Le sport et l'animation japonaise, c'est une histoire d'amour qui ne semble jamais se finir. De Haikyuu à Slam Dunk et du Sommet des Dieux à Blue Lock, chaque sport semble avoir été traité, et ce sous des prismes différents.
Mais la course à pied était encore assez vierge d'adaptation digne de ce nom, si ce n'est peut être avec Run With The Wind. C'est donc avec un plaisir certains que j'ai reçu l'annonce d'une adaptation en film du manga 100 mètres, du mangaka derrière Du Mouvement de la Terre.
Ce plaisir a vite été décuplé quand j'ai vu, au détour des trailer, que la technique d'animation utilisée était la rotoscopie. Technique mal aimée dans l'industrie de l'animation, qui nous attire dans les ténèbres du film d'animation Seigneur des Anneaux, elle trouve pourtant avec ce film toute sa légitimité.
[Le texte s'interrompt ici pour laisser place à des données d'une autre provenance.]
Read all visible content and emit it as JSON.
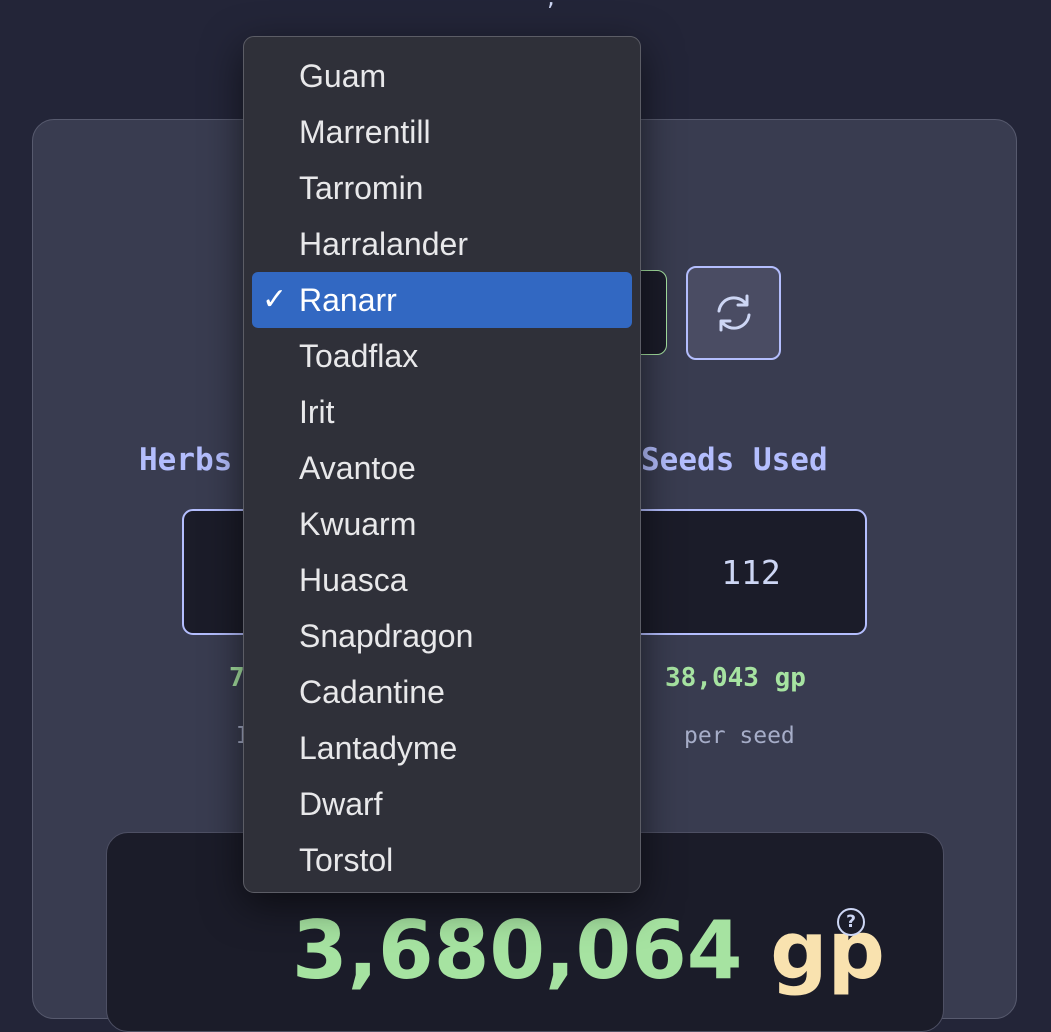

En effet, quel choix technique plus évident que celui-ci, pour capturer toute l'énergie brute du corps humain en mouvement ? Chaque séquence de course est, dans 100 mètres, d'une beauté simple mais époustouflante. La réalisation, jouant avec les prises de vues et allant même jusqu'à conserver un effet de caméra épaule, donne corps et âme à cette course à bout de souffle entre des prodiges de l'athlétisme, que tout oppose et réunit à la fois. Opposés par leur caractère, mais réunis par ces 100m de terrain, mangé à la vitesse de l'éclair, dans lesquels se concentre leurs rêves et leurs ambitions. Une autre séquence phare, qui allie technique et choix de mise en scène marquant, c'est belle et bien d'elle de ce 100m sous une pluie diluvienne, où un destin prend un tout autre tournant, et qui est sublimée par une tension maîtrisée.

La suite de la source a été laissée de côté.